Expressing the hope that the BJP government by its actions would not unwittingly stoke another massive language agitation, Mr Stalin said several recommendations of the Kasturirangan committee including regular exchange of Hindi-speaking teachers to non-Hindi speaking states, introduction of books in the school syllabi to enable learning of Sanskrit “the easy way”, gave rise to the suspicion that it was an attempt to “compulsorily impose Hindi” on non-Hindispeaking people. This will pose a grave threat to India’s federal structure, he said.

Tamil Nadu had decided even 50 years back that there will not be teaching of Hindi in government schools, even as a subsequent DMK government under M Karunanidhi had enacted a law for mandatory learning of Tamil in all schools, even if they offered other languages. “How come all such historical facts been ignored by such an important high-powered committee,” asked Stalin.

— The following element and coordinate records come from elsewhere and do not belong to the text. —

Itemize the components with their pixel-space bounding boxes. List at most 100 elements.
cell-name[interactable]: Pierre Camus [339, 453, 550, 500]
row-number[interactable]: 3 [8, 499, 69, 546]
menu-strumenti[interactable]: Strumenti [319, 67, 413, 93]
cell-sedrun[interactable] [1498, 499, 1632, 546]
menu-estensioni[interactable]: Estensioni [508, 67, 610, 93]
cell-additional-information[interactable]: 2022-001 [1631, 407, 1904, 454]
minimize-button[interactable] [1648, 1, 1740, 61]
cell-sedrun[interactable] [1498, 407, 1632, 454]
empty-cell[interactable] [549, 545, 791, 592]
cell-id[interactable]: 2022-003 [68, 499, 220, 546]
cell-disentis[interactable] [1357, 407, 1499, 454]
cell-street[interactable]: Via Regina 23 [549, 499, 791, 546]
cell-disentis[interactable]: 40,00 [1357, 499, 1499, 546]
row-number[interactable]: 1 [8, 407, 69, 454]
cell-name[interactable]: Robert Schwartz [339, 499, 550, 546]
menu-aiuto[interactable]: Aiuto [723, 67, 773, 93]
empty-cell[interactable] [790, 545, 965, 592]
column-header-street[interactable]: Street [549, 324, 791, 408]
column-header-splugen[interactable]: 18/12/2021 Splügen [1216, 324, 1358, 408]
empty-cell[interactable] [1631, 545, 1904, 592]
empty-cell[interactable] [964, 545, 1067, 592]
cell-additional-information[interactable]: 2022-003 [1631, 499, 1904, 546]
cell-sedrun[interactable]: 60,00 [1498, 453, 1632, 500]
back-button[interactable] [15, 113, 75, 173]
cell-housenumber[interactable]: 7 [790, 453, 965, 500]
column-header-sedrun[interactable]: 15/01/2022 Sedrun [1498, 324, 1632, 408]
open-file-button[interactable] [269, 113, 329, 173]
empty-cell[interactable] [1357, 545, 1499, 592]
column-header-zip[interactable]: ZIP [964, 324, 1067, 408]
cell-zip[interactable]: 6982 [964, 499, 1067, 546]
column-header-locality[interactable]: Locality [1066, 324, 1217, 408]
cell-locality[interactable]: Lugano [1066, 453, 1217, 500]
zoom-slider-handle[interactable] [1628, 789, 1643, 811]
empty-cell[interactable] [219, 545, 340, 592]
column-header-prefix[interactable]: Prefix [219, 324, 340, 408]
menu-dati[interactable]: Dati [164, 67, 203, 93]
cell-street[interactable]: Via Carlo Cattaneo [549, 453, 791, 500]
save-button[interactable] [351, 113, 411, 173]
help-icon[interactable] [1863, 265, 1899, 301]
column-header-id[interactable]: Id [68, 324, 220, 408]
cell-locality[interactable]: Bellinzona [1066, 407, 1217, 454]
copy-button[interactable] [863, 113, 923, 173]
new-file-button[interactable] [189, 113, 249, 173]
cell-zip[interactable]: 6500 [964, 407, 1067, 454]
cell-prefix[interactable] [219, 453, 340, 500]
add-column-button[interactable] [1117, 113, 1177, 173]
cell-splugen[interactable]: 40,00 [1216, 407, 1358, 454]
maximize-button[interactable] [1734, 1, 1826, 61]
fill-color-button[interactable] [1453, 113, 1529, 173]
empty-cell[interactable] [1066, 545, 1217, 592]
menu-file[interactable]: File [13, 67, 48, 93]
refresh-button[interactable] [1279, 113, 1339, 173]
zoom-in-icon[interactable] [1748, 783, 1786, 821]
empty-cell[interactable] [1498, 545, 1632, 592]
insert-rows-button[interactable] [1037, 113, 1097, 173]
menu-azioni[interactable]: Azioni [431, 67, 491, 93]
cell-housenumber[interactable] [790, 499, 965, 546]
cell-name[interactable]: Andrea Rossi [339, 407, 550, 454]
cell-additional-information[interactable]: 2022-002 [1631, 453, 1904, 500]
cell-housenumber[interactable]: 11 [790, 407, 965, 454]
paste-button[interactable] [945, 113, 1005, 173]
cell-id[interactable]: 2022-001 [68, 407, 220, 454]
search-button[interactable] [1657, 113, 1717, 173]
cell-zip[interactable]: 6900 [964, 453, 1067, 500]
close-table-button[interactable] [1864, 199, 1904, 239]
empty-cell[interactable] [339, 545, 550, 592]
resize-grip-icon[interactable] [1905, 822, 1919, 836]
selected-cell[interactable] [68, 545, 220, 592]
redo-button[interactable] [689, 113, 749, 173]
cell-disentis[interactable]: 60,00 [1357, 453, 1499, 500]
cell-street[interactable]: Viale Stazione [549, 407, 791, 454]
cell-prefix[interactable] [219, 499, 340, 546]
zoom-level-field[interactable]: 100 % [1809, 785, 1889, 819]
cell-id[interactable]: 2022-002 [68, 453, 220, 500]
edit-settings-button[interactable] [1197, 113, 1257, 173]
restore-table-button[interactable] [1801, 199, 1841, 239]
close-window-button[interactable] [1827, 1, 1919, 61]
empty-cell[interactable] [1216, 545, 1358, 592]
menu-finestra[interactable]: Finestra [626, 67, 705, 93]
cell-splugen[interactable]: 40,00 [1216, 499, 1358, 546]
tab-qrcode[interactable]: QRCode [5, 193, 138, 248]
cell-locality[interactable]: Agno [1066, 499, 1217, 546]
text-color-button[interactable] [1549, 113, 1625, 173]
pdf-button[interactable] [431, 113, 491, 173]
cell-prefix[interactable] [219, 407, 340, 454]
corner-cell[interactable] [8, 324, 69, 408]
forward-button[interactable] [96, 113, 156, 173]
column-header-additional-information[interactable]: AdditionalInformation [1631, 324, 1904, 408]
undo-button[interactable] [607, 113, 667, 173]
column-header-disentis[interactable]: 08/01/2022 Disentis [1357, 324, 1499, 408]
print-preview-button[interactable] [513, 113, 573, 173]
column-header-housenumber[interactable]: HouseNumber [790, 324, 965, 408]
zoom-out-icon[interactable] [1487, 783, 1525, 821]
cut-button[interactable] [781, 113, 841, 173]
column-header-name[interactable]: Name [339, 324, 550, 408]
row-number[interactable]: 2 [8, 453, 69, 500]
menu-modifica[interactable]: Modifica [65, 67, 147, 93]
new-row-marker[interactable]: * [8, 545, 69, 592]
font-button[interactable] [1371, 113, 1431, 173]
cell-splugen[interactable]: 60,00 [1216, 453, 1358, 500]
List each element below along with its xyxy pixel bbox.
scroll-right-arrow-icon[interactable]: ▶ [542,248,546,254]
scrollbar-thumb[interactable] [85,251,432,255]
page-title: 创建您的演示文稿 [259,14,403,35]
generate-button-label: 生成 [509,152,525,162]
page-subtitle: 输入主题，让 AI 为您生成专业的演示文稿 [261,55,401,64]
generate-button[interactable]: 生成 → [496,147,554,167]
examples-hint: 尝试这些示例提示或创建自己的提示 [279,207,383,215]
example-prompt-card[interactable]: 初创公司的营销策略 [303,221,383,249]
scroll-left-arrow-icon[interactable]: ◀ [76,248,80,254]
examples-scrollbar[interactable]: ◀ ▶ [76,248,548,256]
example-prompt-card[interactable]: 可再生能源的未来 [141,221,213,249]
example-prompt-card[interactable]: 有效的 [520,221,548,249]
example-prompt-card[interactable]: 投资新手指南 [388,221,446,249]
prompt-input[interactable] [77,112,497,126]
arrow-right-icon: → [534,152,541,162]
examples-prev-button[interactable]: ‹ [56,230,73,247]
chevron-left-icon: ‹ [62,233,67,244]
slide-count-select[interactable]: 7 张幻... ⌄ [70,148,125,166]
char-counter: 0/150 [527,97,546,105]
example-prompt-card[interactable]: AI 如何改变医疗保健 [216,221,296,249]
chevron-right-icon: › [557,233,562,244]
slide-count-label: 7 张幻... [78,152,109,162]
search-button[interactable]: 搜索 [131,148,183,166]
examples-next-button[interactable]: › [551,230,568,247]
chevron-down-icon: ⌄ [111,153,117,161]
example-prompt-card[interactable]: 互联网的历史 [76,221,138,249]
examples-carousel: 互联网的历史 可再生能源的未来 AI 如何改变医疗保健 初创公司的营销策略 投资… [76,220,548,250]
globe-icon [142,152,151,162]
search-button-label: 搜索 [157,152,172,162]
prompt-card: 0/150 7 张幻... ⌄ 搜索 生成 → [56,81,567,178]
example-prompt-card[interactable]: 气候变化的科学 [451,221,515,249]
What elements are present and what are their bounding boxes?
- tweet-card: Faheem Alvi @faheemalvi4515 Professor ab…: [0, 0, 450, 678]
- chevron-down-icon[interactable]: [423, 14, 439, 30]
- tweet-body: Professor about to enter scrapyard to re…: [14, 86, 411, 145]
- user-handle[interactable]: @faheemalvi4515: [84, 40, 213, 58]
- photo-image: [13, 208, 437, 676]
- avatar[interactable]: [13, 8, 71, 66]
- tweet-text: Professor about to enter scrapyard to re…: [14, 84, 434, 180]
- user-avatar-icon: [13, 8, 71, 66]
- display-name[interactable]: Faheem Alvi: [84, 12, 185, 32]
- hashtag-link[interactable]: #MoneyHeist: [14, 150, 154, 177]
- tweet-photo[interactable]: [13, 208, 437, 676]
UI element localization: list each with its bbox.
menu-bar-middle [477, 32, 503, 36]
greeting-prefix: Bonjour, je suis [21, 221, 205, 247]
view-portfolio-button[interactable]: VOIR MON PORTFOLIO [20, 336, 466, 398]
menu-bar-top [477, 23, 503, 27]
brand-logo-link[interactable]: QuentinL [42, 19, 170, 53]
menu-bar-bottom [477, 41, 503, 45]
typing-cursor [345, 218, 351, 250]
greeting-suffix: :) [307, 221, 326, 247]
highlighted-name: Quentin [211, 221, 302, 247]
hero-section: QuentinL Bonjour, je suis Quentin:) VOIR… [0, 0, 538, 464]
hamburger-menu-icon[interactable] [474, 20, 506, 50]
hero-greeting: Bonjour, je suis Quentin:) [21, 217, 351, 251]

Mr Stalin hoped that the Edappadi K Palaniswami-led AIADMK government will at once oppose the Kasturirangan panel’s report. Any bid by the BJP regime to even “dream in the margins” to push for an ambitious three-language formula in Tamil Nadu by targeting the “honeycomb of two-language policy,” could only be a “grave error courting unpredictable disasters”, Mr. Stalin warned, adding, DMK MPs will take up this issue in the very first session of the new Lok Sabha.

Meanwhile, in Tiruchy, DMK Rajya Sabha MP, Tiruchy Siva warned that the Centre’s move to make learning of Hindi compulsory in schools will meet with a severe backlash through another anti-Hindi stir in Tamil Nadu witnessed during 1964-65.